It may come as a surprise to many that Alan Judge has never made a Premier League appearance.
A player of obvious talent and quality, the Republic of Ireland international was never quite given the opportunity at Blackburn Rovers as a young player before moving down the divisions in order to establish himself.
He has since made 192 appearances in the Championship, as well as winning a further nine caps for his country.
The left footed midfielder was also cruelly ruled out of Euro 2016 following a broken leg, but now playing in League 1 with Ipswich Town he remains confident he can achieve more at both club and international level before the end of his career.
“I kind of had that Premier League chance taken away from me when I broke my leg, but my ambition is to get back playing in the Championship and finish my career off playing there rather than League 1," he told Tribal Football.

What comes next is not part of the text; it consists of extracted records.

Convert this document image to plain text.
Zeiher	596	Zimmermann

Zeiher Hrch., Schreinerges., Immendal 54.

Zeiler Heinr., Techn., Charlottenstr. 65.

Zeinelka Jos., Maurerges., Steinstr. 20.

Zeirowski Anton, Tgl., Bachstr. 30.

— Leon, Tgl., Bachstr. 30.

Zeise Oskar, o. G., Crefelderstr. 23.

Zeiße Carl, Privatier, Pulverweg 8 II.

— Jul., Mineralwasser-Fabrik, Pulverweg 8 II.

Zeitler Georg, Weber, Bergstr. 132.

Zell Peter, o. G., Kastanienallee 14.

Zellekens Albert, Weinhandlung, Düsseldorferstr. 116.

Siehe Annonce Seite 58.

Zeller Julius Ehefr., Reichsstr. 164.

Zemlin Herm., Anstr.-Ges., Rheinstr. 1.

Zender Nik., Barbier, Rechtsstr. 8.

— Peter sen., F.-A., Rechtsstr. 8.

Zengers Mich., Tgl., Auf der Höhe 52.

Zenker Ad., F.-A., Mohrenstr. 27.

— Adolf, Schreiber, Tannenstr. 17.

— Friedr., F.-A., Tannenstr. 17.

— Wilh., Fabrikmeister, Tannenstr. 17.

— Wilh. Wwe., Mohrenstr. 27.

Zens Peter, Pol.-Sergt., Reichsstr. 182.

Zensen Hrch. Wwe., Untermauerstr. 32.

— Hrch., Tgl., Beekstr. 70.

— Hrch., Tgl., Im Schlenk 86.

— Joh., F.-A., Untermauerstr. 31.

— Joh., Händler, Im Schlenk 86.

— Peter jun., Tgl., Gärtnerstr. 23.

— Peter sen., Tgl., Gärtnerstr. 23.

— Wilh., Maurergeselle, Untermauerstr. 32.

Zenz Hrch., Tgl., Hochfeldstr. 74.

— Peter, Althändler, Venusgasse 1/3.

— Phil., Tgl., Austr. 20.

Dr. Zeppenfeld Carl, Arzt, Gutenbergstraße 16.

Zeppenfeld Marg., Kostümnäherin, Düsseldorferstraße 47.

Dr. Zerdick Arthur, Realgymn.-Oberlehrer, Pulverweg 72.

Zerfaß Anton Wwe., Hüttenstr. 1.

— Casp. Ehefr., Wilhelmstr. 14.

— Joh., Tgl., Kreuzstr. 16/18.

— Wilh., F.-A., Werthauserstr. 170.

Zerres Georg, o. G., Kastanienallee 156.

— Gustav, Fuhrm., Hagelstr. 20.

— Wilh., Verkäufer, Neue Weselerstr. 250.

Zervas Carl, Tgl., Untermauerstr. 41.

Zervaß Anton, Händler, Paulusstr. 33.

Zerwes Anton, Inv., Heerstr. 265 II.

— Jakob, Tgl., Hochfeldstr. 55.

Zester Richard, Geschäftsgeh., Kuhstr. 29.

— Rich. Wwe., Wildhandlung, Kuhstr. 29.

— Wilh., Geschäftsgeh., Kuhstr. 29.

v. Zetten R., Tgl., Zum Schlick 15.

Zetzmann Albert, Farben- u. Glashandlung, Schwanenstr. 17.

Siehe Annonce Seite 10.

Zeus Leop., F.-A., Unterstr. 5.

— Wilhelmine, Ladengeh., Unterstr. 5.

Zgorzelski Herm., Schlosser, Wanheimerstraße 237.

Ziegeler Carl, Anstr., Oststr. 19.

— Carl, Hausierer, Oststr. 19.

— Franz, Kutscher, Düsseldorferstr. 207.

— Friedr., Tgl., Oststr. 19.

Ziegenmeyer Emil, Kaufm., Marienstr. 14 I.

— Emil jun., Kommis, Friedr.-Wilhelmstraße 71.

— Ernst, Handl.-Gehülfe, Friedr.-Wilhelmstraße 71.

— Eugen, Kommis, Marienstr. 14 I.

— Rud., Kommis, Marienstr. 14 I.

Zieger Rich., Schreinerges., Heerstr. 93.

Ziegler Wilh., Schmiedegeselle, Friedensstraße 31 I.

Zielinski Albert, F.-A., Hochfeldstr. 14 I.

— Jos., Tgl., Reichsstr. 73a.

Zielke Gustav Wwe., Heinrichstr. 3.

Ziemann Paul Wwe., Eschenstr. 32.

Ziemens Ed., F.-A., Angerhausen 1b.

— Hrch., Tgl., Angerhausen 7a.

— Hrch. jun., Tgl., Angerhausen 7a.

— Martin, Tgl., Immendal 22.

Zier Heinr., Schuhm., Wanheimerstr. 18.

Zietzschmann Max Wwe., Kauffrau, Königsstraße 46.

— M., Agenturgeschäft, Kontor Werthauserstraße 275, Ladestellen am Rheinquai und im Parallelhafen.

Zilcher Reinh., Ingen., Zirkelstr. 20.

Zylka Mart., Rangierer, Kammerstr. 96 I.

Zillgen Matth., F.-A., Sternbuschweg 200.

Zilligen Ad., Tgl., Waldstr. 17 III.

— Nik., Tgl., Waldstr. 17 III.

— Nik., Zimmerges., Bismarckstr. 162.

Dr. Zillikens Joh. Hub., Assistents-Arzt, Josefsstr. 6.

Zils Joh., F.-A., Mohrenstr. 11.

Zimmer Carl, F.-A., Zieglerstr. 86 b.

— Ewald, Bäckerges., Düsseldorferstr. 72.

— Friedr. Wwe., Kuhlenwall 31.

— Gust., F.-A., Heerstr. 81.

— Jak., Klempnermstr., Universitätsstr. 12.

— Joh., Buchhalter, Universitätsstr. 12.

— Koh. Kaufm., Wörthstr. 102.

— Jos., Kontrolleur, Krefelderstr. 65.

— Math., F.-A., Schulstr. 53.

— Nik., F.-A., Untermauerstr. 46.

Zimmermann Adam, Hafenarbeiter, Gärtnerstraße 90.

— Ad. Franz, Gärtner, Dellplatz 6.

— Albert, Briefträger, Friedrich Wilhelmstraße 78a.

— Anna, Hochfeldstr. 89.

“Ipswich had been in the Championship for one of the longest of any teams and hopefully we will do it at the first time of asking. We have finally got back into form now I think."
Ipswich currently sit third in the table under the management of Paul Lambert, who famously helped the Tractor Boys' fiercest rivals Norwich City to consecutive promotions from League 1 up to the Premier League earlier in his career.

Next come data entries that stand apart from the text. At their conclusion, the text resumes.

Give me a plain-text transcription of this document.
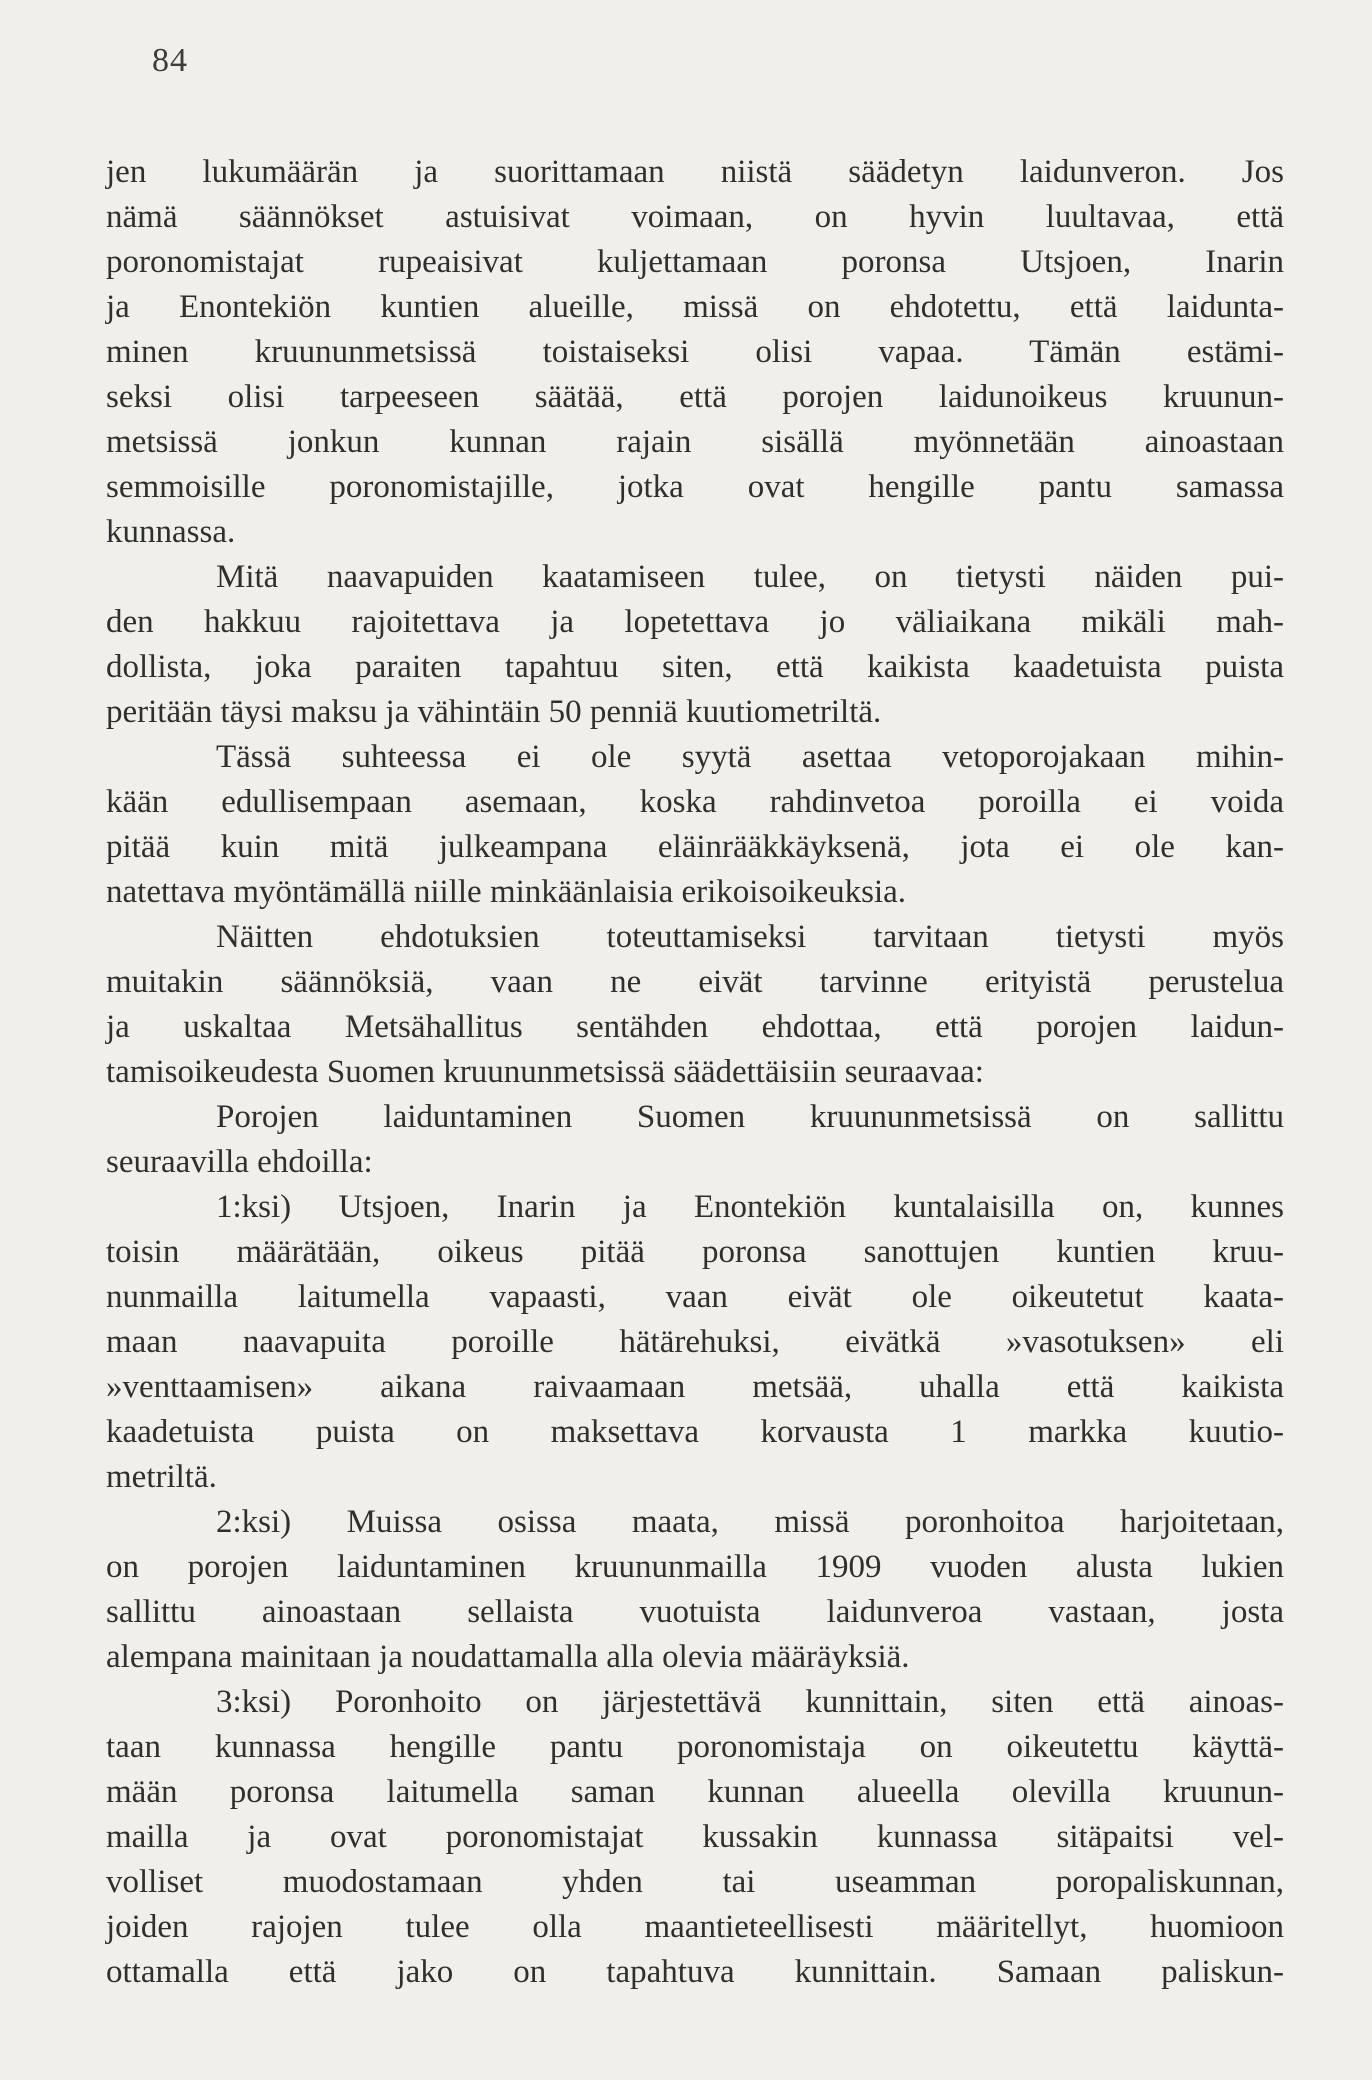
84
jen lukumäärän ja suorittamaan niistä säädetyn laidunveron. Jos
nämä säännökset astuisivat voimaan, on hyvin luultavaa, että
poronomistajat rupeaisivat kuljettamaan poronsa Utsjoen, Inarin
ja Enontekiön kuntien alueille, missä on ehdotettu, että laidunta-
minen kruununmetsissä toistaiseksi olisi vapaa. Tämän estämi-
seksi olisi tarpeeseen säätää, että porojen laidunoikeus kruunun-
metsissä jonkun kunnan rajain sisällä myönnetään ainoastaan
semmoisille poronomistajille, jotka ovat hengille pantu samassa
kunnassa.
Mitä naavapuiden kaatamiseen tulee, on tietysti näiden pui-
den hakkuu rajoitettava ja lopetettava jo väliaikana mikäli mah-
dollista, joka paraiten tapahtuu siten, että kaikista kaadetuista puista
peritään täysi maksu ja vähintäin 50 penniä kuutiometriltä.
Tässä suhteessa ei ole syytä asettaa vetoporojakaan mihin-
kään edullisempaan asemaan, koska rahdinvetoa poroilla ei voida
pitää kuin mitä julkeampana eläinrääkkäyksenä, jota ei ole kan-
natettava myöntämällä niille minkäänlaisia erikoisoikeuksia.
Näitten ehdotuksien toteuttamiseksi tarvitaan tietysti myös
muitakin säännöksiä, vaan ne eivät tarvinne erityistä perustelua
ja uskaltaa Metsähallitus sentähden ehdottaa, että porojen laidun-
tamisoikeudesta Suomen kruununmetsissä säädettäisiin seuraavaa:
Porojen laiduntaminen Suomen kruununmetsissä on sallittu
seuraavilla ehdoilla:
1:ksi) Utsjoen, Inarin ja Enontekiön kuntalaisilla on, kunnes
toisin määrätään, oikeus pitää poronsa sanottujen kuntien kruu-
nunmailla laitumella vapaasti, vaan eivät ole oikeutetut kaata-
maan naavapuita poroille hätärehuksi, eivätkä »vasotuksen» eli
»venttaamisen» aikana raivaamaan metsää, uhalla että kaikista
kaadetuista puista on maksettava korvausta 1 markka kuutio-
metriltä.
2:ksi) Muissa osissa maata, missä poronhoitoa harjoitetaan,
on porojen laiduntaminen kruununmailla 1909 vuoden alusta lukien
sallittu ainoastaan sellaista vuotuista laidunveroa vastaan, josta
alempana mainitaan ja noudattamalla alla olevia määräyksiä.
3:ksi) Poronhoito on järjestettävä kunnittain, siten että ainoas-
taan kunnassa hengille pantu poronomistaja on oikeutettu käyttä-
mään poronsa laitumella saman kunnan alueella olevilla kruunun-
mailla ja ovat poronomistajat kussakin kunnassa sitäpaitsi vel-
volliset muodostamaan yhden tai useamman poropaliskunnan,
joiden rajojen tulee olla maantieteellisesti määritellyt, huomioon
ottamalla että jako on tapahtuva kunnittain. Samaan paliskun-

While this may be a sore spot for some fans, Judge believes this experience should benefit Ipswich as they chase promotion this season.
“The gaffer got Norwich City promoted from League 1 and then got them promoted again so if you are looking for a manager that knows how to do it, it would be him," he said.
“We are hopefully going to have a good year in League 1, winning more games than not and taking that momentum into the new season, provided we get the job done this term."
Judge started his career with Blackburn but didn't quite get the first team opportunities he desired, so he moved to Notts County on a permanent deal in 2011 after successful loan spells there and with Plymouth Argyle.
“I played in League 1 before for Notts County for a year and a little bit and I think the quality has got better," he explained.
“I think the Championship is a much higher standard now too, but there is also a lot more football being played in League 1 than I thought there would be."
During his 11-year career at the top Judge has worked for a number of big name managers, in fact working under former Manchester United and England midfielder Paul Ince on two occasions.
“The minute Paul came in at Blackburn, he didn't care about your name or reputation," Judge explained.
“I felt like he took to me straight away from the first day in training and he had me in and around the first team. He then gave me my debut and I think I would have probably played a little more if he had stayed for longer. To me he was very good and I had him twice, at Notts County too, so to me he was always very good. I think he has maybe been a bit unlucky in one or two jobs that he took. I think he will be looking at getting back in there at some point, so hopefully it's over for him."
Judge's former club Notts County have suffered greatly since he left the club and were relegated out of the Football League last season.
Now, sixth in the National League, the club are looking to rebuild and Judge certainly remembers his time in Nottingham fondly.
He said: “I had two good years at Notts County and I enjoyed it, I enjoyed living in Nottingham. The way things were happening behind the scenes it wasn't a surprise to see what has happened happen though. But it's a pity because the fans are great and they don't deserve it."
It was Smith's impressive work and playing style at Brentford that took him to Villa and Judge remembered his time with Smith at Griffin Park well.
“I worked well with Dean before I broke my leg and as a person I got on really well with him," he said.
“He is an easy man to talk to and he likes playing proper football, so I really enjoyed my time under him. Villa are struggling at the moment but they brought in a lot of players over the summer and it takes some time to gel. I have seen them play a number of times this season and they have had some unbelievable performances and I think Dean has got a good coaching staff behind him, so I think they will stay up."
Brentford have also achieved since Judge and Smith departed part way through last season and the Ireland international said he wasn't surprised at their progress.
“I first came to Brentford when they were in League 1 and the new owner came in," he said.
“We got promoted under Mark Warburton and while they know they aren't the biggest club financially, they go about doing things the right way and that is what allows them to be where they are."
With Euro 2020 coming around in the summer, the Republic of Ireland still have hopes of qualification via the playoffs against Slovakia in March.
Ireland struggled during the UEFA Nations League under previous coach Martin O'Neill, but Judge feels his replacement Mick McCarthy has done a good job since taking over in November 2018.
“We have to be hopeful as we only lost two games in the qualifying round and I think Mick has done an unbelievable job," he said.
“Every time Ireland has got to a major tournament it has been through the playoffs, but if we had beaten Denmark we would have been the first side to qualify automatically. Some people might see it as us being unlucky, but we are confident we can get ourselves through the next few games, starting with Slovakia in March. Under Mick he has installed a more attacking style. I know some people think we tend to sit back, and let's get it right we are playing against some of the best players and teams in the world, but we always intend to go out and win games."
The introduction of the Nations League has not been wholeheartedly welcomed, but Judge feels its introduction has benefitted international sides looking for more competitive football.
“I think players prefer the new Nations League system because there are fewer friendlies and you are always playing for something," he said.
“Maybe for managers they may want to see players and they no longer have friendlies, but players want to be playing for something and friendlies can be dull. I think more competitive football at international level is a good thing."